Characterizing Ann Arbor's Urban Tree Canopy

For my masters' capstone project, I worked with a team of three other students to characterize the urban canopy in Ann Arbor, Michigan. Ann Arbor is home to a rich canopy of nearly 1.5 million trees that provide an estimated $4.6 million in annual benefits. Identifying, describing, and quantifying the urban tree canopy and associated benefits needed to be carried out for the City of Ann Arbor. Of particular interest were many fragments of old-growth forest on private land where it is difficult for conservation planners to identify and document trees. 

Our team worked to develop three data layers to support decision-makers in Ann Arbor’s Environmental Commission and Office of Sustainability and Innovations. First, a map of native forest fragment locations. Second, a map of turf grass to aid in identifying tree planting sites and areas for incentivizing sustainable lawns. Third, a map of Ann Arbor’s urban canopy classified by tree genus.

Our final report can be read for free here.

Skills and software:

Training Data Collection

We began the project by using 100 ft. x 100 ft. sample plots to locate and identify trees within many of Ann Arbor's natural areas. This served two purposes: to gather additional training data for use in machine learning models, and to familiarize the team with the different forest communities found in the area.

In total, we recorded over 1,000 trees in 38 plots in 15 locations around Ann Arbor. We also incorporated a database of street trees and trees on the University of Michigan's campus.

Genus Classification

To classify tree Genera, we used the lidR package for R to segment tree crowns from LiDAR pointclouds. 

After segmentation, Python and ArcGIS Pro were used to find the mean values of various predictor rasters within each crown. These included DN values for all bands of NAIP and Nearmap aerial imagery, NDVI, texture, canopy height, soil type, and principal components derived from LiDAR (see below).

After the segmentation polygons, aggregated predictors, and training/testing points were united, the resulting dataset was used to train and test a random forest, support vector, and multinomial model. 

Native Fragment Classification

Manual Delineation

For the native forest fragment map, we began by using present and historical aerial imagery to manually delineate old-grown forests. We worked closely with our stakeholders and local experts to ensure that our polygons aligned with reality on the ground. In the above image, forested areas in 1940 are outlined in red, and present-day fragments in blue.

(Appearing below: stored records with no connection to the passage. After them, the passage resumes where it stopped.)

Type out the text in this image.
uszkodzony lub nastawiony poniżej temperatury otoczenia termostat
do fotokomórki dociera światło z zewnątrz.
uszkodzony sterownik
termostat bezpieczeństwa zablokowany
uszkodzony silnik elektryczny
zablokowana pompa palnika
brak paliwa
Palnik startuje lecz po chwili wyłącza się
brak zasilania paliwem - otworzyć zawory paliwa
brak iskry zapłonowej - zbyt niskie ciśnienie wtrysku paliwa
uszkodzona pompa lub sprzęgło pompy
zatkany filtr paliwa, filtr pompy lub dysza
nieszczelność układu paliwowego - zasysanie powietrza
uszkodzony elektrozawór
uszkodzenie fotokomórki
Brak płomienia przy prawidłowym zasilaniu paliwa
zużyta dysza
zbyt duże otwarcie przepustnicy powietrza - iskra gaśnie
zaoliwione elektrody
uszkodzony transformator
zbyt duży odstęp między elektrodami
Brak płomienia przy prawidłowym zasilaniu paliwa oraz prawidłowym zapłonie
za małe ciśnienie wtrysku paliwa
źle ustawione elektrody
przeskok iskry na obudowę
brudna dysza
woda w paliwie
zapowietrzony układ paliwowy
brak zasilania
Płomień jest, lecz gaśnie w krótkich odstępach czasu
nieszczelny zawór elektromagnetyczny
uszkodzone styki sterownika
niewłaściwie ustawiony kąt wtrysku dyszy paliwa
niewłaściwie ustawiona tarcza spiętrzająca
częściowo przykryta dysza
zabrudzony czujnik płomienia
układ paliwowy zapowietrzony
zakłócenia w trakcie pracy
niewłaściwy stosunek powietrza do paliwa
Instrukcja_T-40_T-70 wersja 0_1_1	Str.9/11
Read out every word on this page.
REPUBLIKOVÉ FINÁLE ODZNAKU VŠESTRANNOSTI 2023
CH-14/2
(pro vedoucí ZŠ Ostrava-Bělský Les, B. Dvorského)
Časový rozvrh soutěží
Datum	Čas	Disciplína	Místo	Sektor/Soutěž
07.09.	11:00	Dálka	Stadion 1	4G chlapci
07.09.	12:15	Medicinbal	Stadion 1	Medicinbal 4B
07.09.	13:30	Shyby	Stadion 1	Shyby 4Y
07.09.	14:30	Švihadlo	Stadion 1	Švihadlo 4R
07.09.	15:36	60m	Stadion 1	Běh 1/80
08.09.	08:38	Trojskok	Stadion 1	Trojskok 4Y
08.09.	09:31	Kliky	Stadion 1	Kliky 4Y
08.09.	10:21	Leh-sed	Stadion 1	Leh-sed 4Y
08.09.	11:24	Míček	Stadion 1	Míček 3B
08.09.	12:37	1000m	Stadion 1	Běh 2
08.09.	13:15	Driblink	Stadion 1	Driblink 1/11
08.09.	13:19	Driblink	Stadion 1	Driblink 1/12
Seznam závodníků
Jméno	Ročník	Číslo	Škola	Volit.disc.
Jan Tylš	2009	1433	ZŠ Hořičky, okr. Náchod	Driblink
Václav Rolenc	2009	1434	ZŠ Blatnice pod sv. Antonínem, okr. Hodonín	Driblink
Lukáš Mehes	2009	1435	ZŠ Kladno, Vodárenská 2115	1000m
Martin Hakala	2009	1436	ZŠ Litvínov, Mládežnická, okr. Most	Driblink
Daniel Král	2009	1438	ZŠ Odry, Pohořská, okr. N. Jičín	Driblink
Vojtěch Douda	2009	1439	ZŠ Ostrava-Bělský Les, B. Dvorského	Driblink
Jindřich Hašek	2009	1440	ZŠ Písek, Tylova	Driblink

Unsupervised Classification

In order to identify fragments we missed when manually delineating, we ran an ISO clustering algorithm on the imagery, LiDAR principal components, texture, and NDVI. After manually merging classes, the resulting layer had strong agreement with the delineated fragments (outlined in black) and known shrub areas. 

LiDAR Principal Components

In an effort to derive more robust canopy descriptors from LiDAR, we followed the methodology in Ciuti et. al. (2017) and performed a Principal Components Analysis on five foot voxels derived from our pointclouds. The resulting principal components proved effective at highlighting native areas.

Results and Conclusions

We found that 82% of the 6,900 acre urban canopy in Ann Arbor exists on non-city owned land. Our manual fragment delineation covered 14% of the total canopy, with two-thirds located outside of City-owned property. Clustering classification results found twice as much (28% of the total canopy), with most of that additional area falling outside of City-owned land.

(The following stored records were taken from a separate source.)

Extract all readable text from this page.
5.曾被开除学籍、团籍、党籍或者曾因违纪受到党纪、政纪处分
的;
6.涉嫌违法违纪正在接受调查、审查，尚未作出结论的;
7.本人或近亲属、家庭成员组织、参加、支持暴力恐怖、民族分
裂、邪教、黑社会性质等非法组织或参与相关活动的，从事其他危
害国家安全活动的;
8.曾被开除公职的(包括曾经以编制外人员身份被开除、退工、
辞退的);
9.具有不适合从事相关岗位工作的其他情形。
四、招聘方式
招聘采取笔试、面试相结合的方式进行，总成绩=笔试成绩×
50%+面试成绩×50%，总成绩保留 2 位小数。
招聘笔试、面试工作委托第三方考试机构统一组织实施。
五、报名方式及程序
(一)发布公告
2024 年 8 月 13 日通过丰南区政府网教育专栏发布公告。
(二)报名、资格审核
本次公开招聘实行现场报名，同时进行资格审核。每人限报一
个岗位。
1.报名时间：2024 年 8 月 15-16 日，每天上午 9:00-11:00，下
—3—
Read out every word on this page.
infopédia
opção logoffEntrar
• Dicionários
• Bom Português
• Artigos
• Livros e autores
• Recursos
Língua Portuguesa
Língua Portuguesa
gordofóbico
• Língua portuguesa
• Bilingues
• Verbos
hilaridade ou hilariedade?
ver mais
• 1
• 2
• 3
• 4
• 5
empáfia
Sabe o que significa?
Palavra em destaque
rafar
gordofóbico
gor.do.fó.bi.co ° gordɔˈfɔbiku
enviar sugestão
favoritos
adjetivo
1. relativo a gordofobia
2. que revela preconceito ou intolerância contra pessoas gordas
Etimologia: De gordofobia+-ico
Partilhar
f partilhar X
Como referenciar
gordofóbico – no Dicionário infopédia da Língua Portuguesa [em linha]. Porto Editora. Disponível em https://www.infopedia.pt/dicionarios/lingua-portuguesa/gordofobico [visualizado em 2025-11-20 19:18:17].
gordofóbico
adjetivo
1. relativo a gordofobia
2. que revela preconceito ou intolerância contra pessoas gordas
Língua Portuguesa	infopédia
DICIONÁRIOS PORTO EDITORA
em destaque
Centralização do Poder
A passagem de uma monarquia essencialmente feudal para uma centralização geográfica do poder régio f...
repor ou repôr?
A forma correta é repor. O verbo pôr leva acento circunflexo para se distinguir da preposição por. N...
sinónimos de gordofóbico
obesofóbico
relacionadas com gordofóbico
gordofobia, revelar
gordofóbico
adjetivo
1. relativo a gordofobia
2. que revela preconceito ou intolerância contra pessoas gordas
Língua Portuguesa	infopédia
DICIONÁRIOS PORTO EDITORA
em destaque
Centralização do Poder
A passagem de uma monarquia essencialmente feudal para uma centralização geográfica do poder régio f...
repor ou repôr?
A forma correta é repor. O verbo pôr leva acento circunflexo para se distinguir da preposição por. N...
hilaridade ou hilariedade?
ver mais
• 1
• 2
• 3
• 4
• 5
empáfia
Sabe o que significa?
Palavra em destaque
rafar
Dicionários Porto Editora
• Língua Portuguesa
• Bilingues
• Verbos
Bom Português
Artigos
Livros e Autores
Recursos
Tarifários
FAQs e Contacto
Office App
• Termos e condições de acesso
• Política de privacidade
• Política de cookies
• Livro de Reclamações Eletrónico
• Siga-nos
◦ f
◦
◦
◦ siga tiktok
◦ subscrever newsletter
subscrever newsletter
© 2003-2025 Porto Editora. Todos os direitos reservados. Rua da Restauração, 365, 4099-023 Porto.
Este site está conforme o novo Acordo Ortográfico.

Our efforts at genus classification were less successful - our highest accuracy achieved was 54%. However, our project has laid the groundwork for more useful results following the acquisition of more accurate ground truth data. Furthermore, though genera were frequently misclassified, much of the confusion was between genera common to a single forest commnuity type (e.g. oak and hickory), further bolstering the rationale for remotely sensed classification of forest communities.